Home » Linux Basics » 10 - Regular Expressions, sed, and awk
10

AWK (Aho, Weinberger and Kernigan)

Using the AWK utility

The awk utility is similar to sed but more useful while dealing with tabular data. Files that contain data aligned in fixed-width columns are said to contain tabular data. awk commands may be either executed directly from the command line or awk may be used to execute scripts. awk is an excellent filter and may be used as a text report writing facility. Many Linux commands and utilities generate rows and columns of information. The awk utility may be used to process such data and format reports in a single command. The awk utility also allows the user to perform string and arithmetic manipulation. Associative arrays may be used in an awk program.

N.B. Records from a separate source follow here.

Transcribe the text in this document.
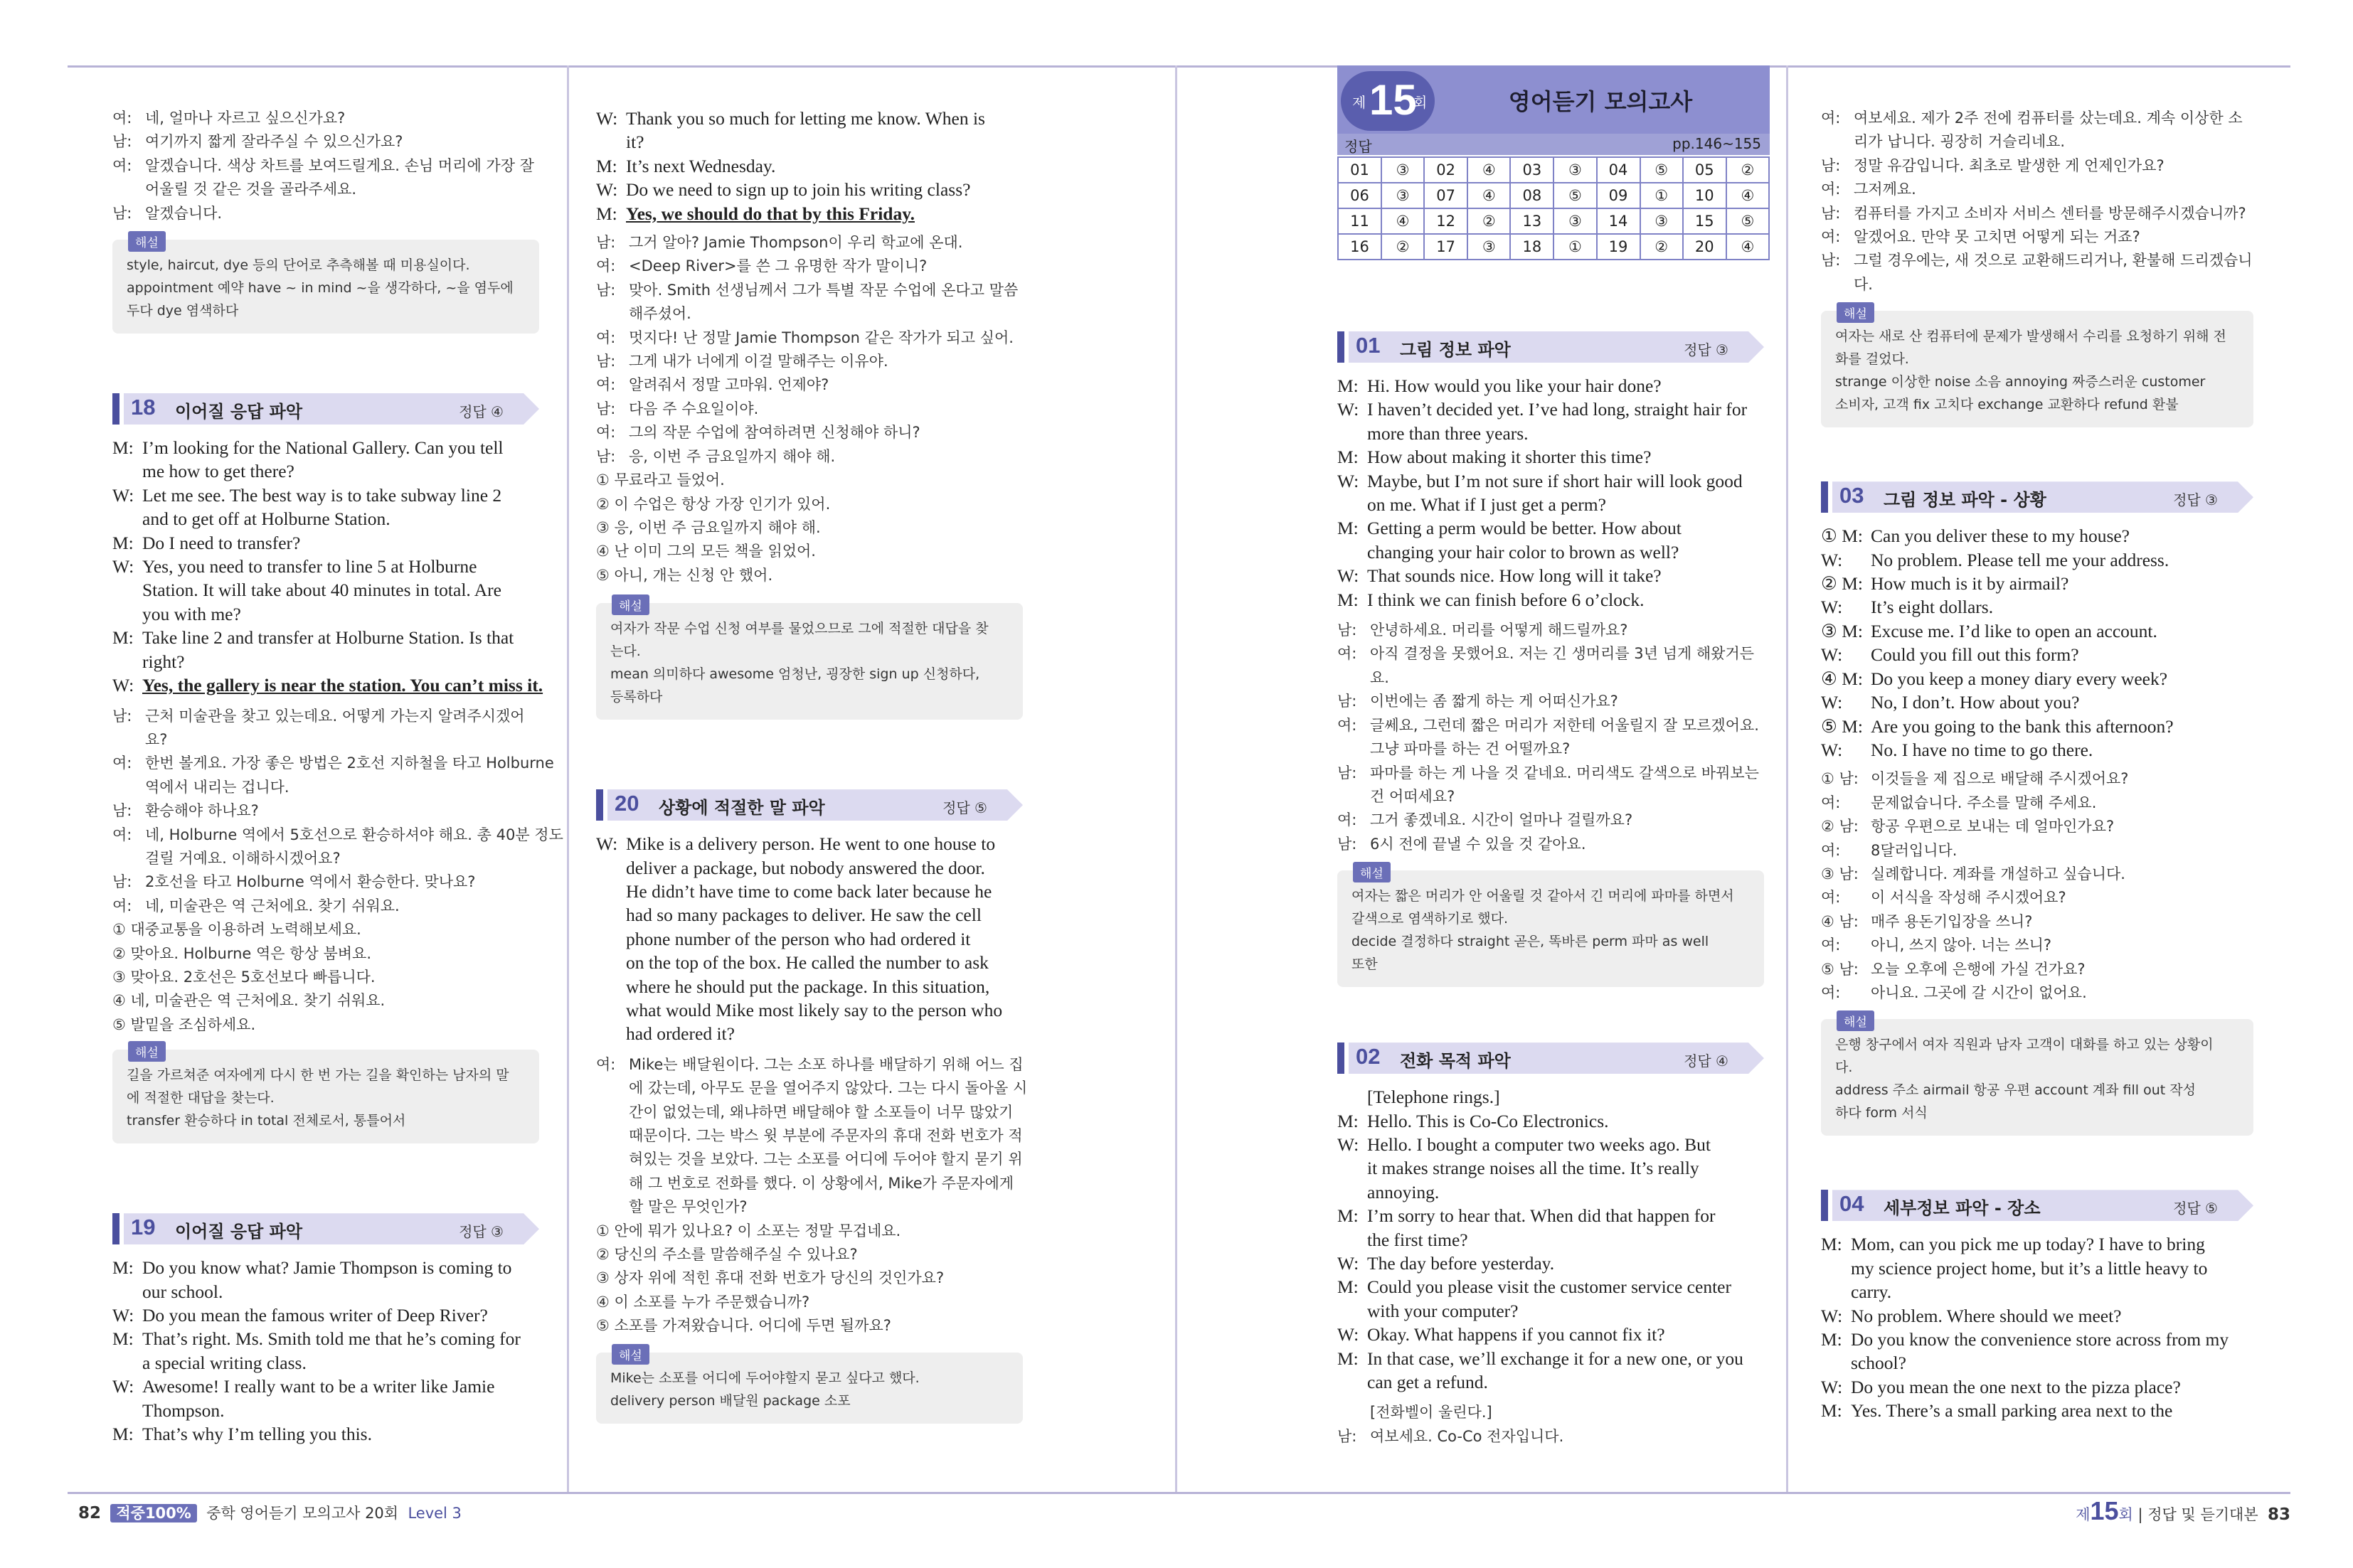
여: 네, 얼마나 자르고 싶으신가요?
남: 여기까지 짧게 잘라주실 수 있으신가요?
여: 알겠습니다. 색상 차트를 보여드릴게요. 손님 머리에 가장 잘
어울릴 것 같은 것을 골라주세요.
남: 알겠습니다.
해설
style, haircut, dye 등의 단어로 추측해볼 때 미용실이다.
appointment 예약 have ~ in mind ~을 생각하다, ~을 염두에
두다 dye 염색하다
18 이어질 응답 파악	정답 ④
M: I’m looking for the National Gallery. Can you tell
me how to get there?
W: Let me see. The best way is to take subway line 2
and to get off at Holburne Station.
M: Do I need to transfer?
W: Yes, you need to transfer to line 5 at Holburne
Station. It will take about 40 minutes in total. Are
you with me?
M: Take line 2 and transfer at Holburne Station. Is that
right?
W: Yes, the gallery is near the station. You can’t miss it.
남: 근처 미술관을 찾고 있는데요. 어떻게 가는지 알려주시겠어
요?
여: 한번 볼게요. 가장 좋은 방법은 2호선 지하철을 타고 Holburne
역에서 내리는 겁니다.
남: 환승해야 하나요?
여: 네, Holburne 역에서 5호선으로 환승하셔야 해요. 총 40분 정도
걸릴 거예요. 이해하시겠어요?
남: 2호선을 타고 Holburne 역에서 환승한다. 맞나요?
여: 네, 미술관은 역 근처에요. 찾기 쉬워요.
① 대중교통을 이용하려 노력해보세요.
② 맞아요. Holburne 역은 항상 붐벼요.
③ 맞아요. 2호선은 5호선보다 빠릅니다.
④ 네, 미술관은 역 근처에요. 찾기 쉬워요.
⑤ 발밑을 조심하세요.
해설
길을 가르쳐준 여자에게 다시 한 번 가는 길을 확인하는 남자의 말
에 적절한 대답을 찾는다.
transfer 환승하다 in total 전체로서, 통틀어서
19 이어질 응답 파악	정답 ③
M: Do you know what? Jamie Thompson is coming to
our school.
W: Do you mean the famous writer of Deep River?
M: That’s right. Ms. Smith told me that he’s coming for
a special writing class.
W: Awesome! I really want to be a writer like Jamie
Thompson.
M: That’s why I’m telling you this.
W: Thank you so much for letting me know. When is
it?
M: It’s next Wednesday.
W: Do we need to sign up to join his writing class?
M: Yes, we should do that by this Friday.
남: 그거 알아? Jamie Thompson이 우리 학교에 온대.
여: <Deep River>를 쓴 그 유명한 작가 말이니?
남: 맞아. Smith 선생님께서 그가 특별 작문 수업에 온다고 말씀
해주셨어.
여: 멋지다! 난 정말 Jamie Thompson 같은 작가가 되고 싶어.
남: 그게 내가 너에게 이걸 말해주는 이유야.
여: 알려줘서 정말 고마워. 언제야?
남: 다음 주 수요일이야.
여: 그의 작문 수업에 참여하려면 신청해야 하니?
남: 응, 이번 주 금요일까지 해야 해.
① 무료라고 들었어.
② 이 수업은 항상 가장 인기가 있어.
③ 응, 이번 주 금요일까지 해야 해.
④ 난 이미 그의 모든 책을 읽었어.
⑤ 아니, 개는 신청 안 했어.
해설
여자가 작문 수업 신청 여부를 물었으므로 그에 적절한 대답을 찾
는다.
mean 의미하다 awesome 엄청난, 굉장한 sign up 신청하다,
등록하다
20 상황에 적절한 말 파악	정답 ⑤
W: Mike is a delivery person. He went to one house to
deliver a package, but nobody answered the door.
He didn’t have time to come back later because he
had so many packages to deliver. He saw the cell
phone number of the person who had ordered it
on the top of the box. He called the number to ask
where he should put the package. In this situation,
what would Mike most likely say to the person who
had ordered it?
여: Mike는 배달원이다. 그는 소포 하나를 배달하기 위해 어느 집
에 갔는데, 아무도 문을 열어주지 않았다. 그는 다시 돌아올 시
간이 없었는데, 왜냐하면 배달해야 할 소포들이 너무 많았기
때문이다. 그는 박스 윗 부분에 주문자의 휴대 전화 번호가 적
혀있는 것을 보았다. 그는 소포를 어디에 두어야 할지 묻기 위
해 그 번호로 전화를 했다. 이 상황에서, Mike가 주문자에게
할 말은 무엇인가?
① 안에 뭐가 있나요? 이 소포는 정말 무겁네요.
② 당신의 주소를 말씀해주실 수 있나요?
③ 상자 위에 적힌 휴대 전화 번호가 당신의 것인가요?
④ 이 소포를 누가 주문했습니까?
⑤ 소포를 가져왔습니다. 어디에 두면 될까요?
해설
Mike는 소포를 어디에 두어야할지 묻고 싶다고 했다.
delivery person 배달원 package 소포
제 15
회	영어듣기 모의고사
정답	pp.146~155
01	③	02	④	03	③	04	⑤	05	②
06	③	07	④	08	⑤	09	①	10	④
11	④	12	②	13	③	14	③	15	⑤
16	②	17	③	18	①	19	②	20	④
01 그림 정보 파악	정답 ③
M: Hi. How would you like your hair done?
W: I haven’t decided yet. I’ve had long, straight hair for
more than three years.
M: How about making it shorter this time?
W: Maybe, but I’m not sure if short hair will look good
on me. What if I just get a perm?
M: Getting a perm would be better. How about
changing your hair color to brown as well?
W: That sounds nice. How long will it take?
M: I think we can finish before 6 o’clock.
남: 안녕하세요. 머리를 어떻게 해드릴까요?
여: 아직 결정을 못했어요. 저는 긴 생머리를 3년 넘게 해왔거든
요.
남: 이번에는 좀 짧게 하는 게 어떠신가요?
여: 글쎄요, 그런데 짧은 머리가 저한테 어울릴지 잘 모르겠어요.
그냥 파마를 하는 건 어떨까요?
남: 파마를 하는 게 나을 것 같네요. 머리색도 갈색으로 바꿔보는
건 어떠세요?
여: 그거 좋겠네요. 시간이 얼마나 걸릴까요?
남: 6시 전에 끝낼 수 있을 것 같아요.
해설
여자는 짧은 머리가 안 어울릴 것 같아서 긴 머리에 파마를 하면서
갈색으로 염색하기로 했다.
decide 결정하다 straight 곧은, 똑바른 perm 파마 as well
또한
02 전화 목적 파악	정답 ④
[Telephone rings.]
M: Hello. This is Co-Co Electronics.
W: Hello. I bought a computer two weeks ago. But
it makes strange noises all the time. It’s really
annoying.
M: I’m sorry to hear that. When did that happen for
the first time?
W: The day before yesterday.
M: Could you please visit the customer service center
with your computer?
W: Okay. What happens if you cannot fix it?
M: In that case, we’ll exchange it for a new one, or you
can get a refund.
[전화벨이 울린다.]
남: 여보세요. Co-Co 전자입니다.
여: 여보세요. 제가 2주 전에 컴퓨터를 샀는데요. 계속 이상한 소
리가 납니다. 굉장히 거슬리네요.
남: 정말 유감입니다. 최초로 발생한 게 언제인가요?
여: 그저께요.
남: 컴퓨터를 가지고 소비자 서비스 센터를 방문해주시겠습니까?
여: 알겠어요. 만약 못 고치면 어떻게 되는 거죠?
남: 그럴 경우에는, 새 것으로 교환해드리거나, 환불해 드리겠습니
다.
해설
여자는 새로 산 컴퓨터에 문제가 발생해서 수리를 요청하기 위해 전
화를 걸었다.
strange 이상한 noise 소음 annoying 짜증스러운 customer
소비자, 고객 fix 고치다 exchange 교환하다 refund 환불
03 그림 정보 파악 - 상황	정답 ③
① M: Can you deliver these to my house?
W:	No problem. Please tell me your address.
② M: How much is it by airmail?
W:	It’s eight dollars.
③ M: Excuse me. I’d like to open an account.
W:	Could you fill out this form?
④ M: Do you keep a money diary every week?
W:	No, I don’t. How about you?
⑤ M: Are you going to the bank this afternoon?
W:	No. I have no time to go there.
① 남: 이것들을 제 집으로 배달해 주시겠어요?
여:	문제없습니다. 주소를 말해 주세요.
② 남: 항공 우편으로 보내는 데 얼마인가요?
여:	8달러입니다.
③ 남: 실례합니다. 계좌를 개설하고 싶습니다.
여:	이 서식을 작성해 주시겠어요?
④ 남: 매주 용돈기입장을 쓰니?
여:	아니, 쓰지 않아. 너는 쓰니?
⑤ 남: 오늘 오후에 은행에 가실 건가요?
여:	아니요. 그곳에 갈 시간이 없어요.
해설
은행 창구에서 여자 직원과 남자 고객이 대화를 하고 있는 상황이
다.
address 주소 airmail 항공 우편 account 계좌 fill out 작성
하다 form 서식
04 세부정보 파악 - 장소	정답 ⑤
M: Mom, can you pick me up today? I have to bring
my science project home, but it’s a little heavy to
carry.
W: No problem. Where should we meet?
M: Do you know the convenience store across from my
school?
W: Do you mean the one next to the pizza place?
M: Yes. There’s a small parking area next to the
82 적중100% 중학 영어듣기 모의고사 20회 Level 3	제15회 | 정답 및 듣기대본 83
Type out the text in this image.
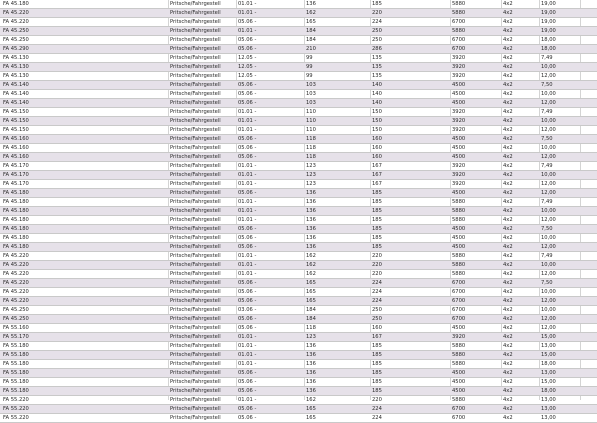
FA 45.180	Pritsche/Fahrgestell	01.01 -	136	185	5880	4x2	19,00
FA 45.220	Pritsche/Fahrgestell	01.01 -	162	220	5880	4x2	19,00
FA 45.220	Pritsche/Fahrgestell	05.06 -	165	224	6700	4x2	19,00
FA 45.250	Pritsche/Fahrgestell	01.01 -	184	250	5880	4x2	19,00
FA 45.250	Pritsche/Fahrgestell	05.06 -	184	250	6700	4x2	18,00
FA 45.290	Pritsche/Fahrgestell	05.06 -	210	286	6700	4x2	18,00
FA 45.130	Pritsche/Fahrgestell	12.05 -	99	135	3920	4x2	7,49
FA 45.130	Pritsche/Fahrgestell	12.05 -	99	135	3920	4x2	10,00
FA 45.130	Pritsche/Fahrgestell	12.05 -	99	135	3920	4x2	12,00
FA 45.140	Pritsche/Fahrgestell	05.06 -	103	140	4500	4x2	7,50
FA 45.140	Pritsche/Fahrgestell	05.06 -	103	140	4500	4x2	10,00
FA 45.140	Pritsche/Fahrgestell	05.06 -	103	140	4500	4x2	12,00
FA 45.150	Pritsche/Fahrgestell	01.01 -	110	150	3920	4x2	7,49
FA 45.150	Pritsche/Fahrgestell	01.01 -	110	150	3920	4x2	10,00
FA 45.150	Pritsche/Fahrgestell	01.01 -	110	150	3920	4x2	12,00
FA 45.160	Pritsche/Fahrgestell	05.06 -	118	160	4500	4x2	7,50
FA 45.160	Pritsche/Fahrgestell	05.06 -	118	160	4500	4x2	10,00
FA 45.160	Pritsche/Fahrgestell	05.06 -	118	160	4500	4x2	12,00
FA 45.170	Pritsche/Fahrgestell	01.01 -	123	167	3920	4x2	7,49
FA 45.170	Pritsche/Fahrgestell	01.01 -	123	167	3920	4x2	10,00
FA 45.170	Pritsche/Fahrgestell	01.01 -	123	167	3920	4x2	12,00
FA 45.180	Pritsche/Fahrgestell	05.06 -	136	185	4500	4x2	12,00
FA 45.180	Pritsche/Fahrgestell	01.01 -	136	185	5880	4x2	7,49
FA 45.180	Pritsche/Fahrgestell	01.01 -	136	185	5880	4x2	10,00
FA 45.180	Pritsche/Fahrgestell	01.01 -	136	185	5880	4x2	12,00
FA 45.180	Pritsche/Fahrgestell	05.06 -	136	185	4500	4x2	7,50
FA 45.180	Pritsche/Fahrgestell	05.06 -	136	185	4500	4x2	10,00
FA 45.180	Pritsche/Fahrgestell	05.06 -	136	185	4500	4x2	12,00
FA 45.220	Pritsche/Fahrgestell	01.01 -	162	220	5880	4x2	7,49
FA 45.220	Pritsche/Fahrgestell	01.01 -	162	220	5880	4x2	10,00
FA 45.220	Pritsche/Fahrgestell	01.01 -	162	220	5880	4x2	12,00
FA 45.220	Pritsche/Fahrgestell	05.06 -	165	224	6700	4x2	7,50
FA 45.220	Pritsche/Fahrgestell	05.06 -	165	224	6700	4x2	10,00
FA 45.220	Pritsche/Fahrgestell	05.06 -	165	224	6700	4x2	12,00
FA 45.250	Pritsche/Fahrgestell	03.06 -	184	250	6700	4x2	10,00
FA 45.250	Pritsche/Fahrgestell	05.06 -	184	250	6700	4x2	12,00
FA 55.160	Pritsche/Fahrgestell	05.06 -	118	160	4500	4x2	12,00
FA 55.170	Pritsche/Fahrgestell	01.01 -	123	167	3920	4x2	15,00
FA 55.180	Pritsche/Fahrgestell	01.01 -	136	185	5880	4x2	13,00
FA 55.180	Pritsche/Fahrgestell	01.01 -	136	185	5880	4x2	15,00
FA 55.180	Pritsche/Fahrgestell	01.01 -	136	185	5880	4x2	18,00
FA 55.180	Pritsche/Fahrgestell	05.06 -	136	185	4500	4x2	13,00
FA 55.180	Pritsche/Fahrgestell	05.06 -	136	185	4500	4x2	15,00
FA 55.180	Pritsche/Fahrgestell	05.06 -	136	185	4500	4x2	18,00
FA 55.220	Pritsche/Fahrgestell	01.01 -	162	220	5880	4x2	13,00
FA 55.220	Pritsche/Fahrgestell	05.06 -	165	224	6700	4x2	13,00
FA 55.220	Pritsche/Fahrgestell	05.06 -	165	224	6700	4x2	13,00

An awk command is pattern based and executed for each line of input. The following is its general structure:

    <pattern> { <action> }

The pattern is a condition based on which the action is performed. The input stream is searched for the pattern line by line. A block of code in curly braces after the word BEGIN, if present, is executed before the first line is processed and a block of code within curly braces after the word END is processed after the last line. This awk program uses the 'print' command to simply output each line of input as is; however, it prints 'Start of File' before the first line and 'End of File' after the last line:

    BEGIN   { print "Start of File" }
               { print }
END     { print "End of File" }

Before we move to a practical exercise, let us examine basic awk syntax. There are two main differences between AWK programs and shell scripts. AWK processes backslash escape special characters within double quotes; the shell does not. However, the shell evaluates and substitutes variables within strings ("$MyVar" would be substituted in a shell script); awk does not perform variable substitution within strings.

The most important elements of awk commands and programs are of the form $<column_number>. These represent the column or field number in the input stream (of tabular format). Backslash escapes are quite similar to those used by the shell - \t stands for tab, \d for date and so on. The man pages have an extensive list of awk's backslash escape special characters.

The awk utility's power and ease of use is demonstrated best by previewing its practical use. We will write an awk script that creates a report of a user's current processes (by PID), individual CPU usage, and corresponding commands. We will also calculate the total CPU usage for the user.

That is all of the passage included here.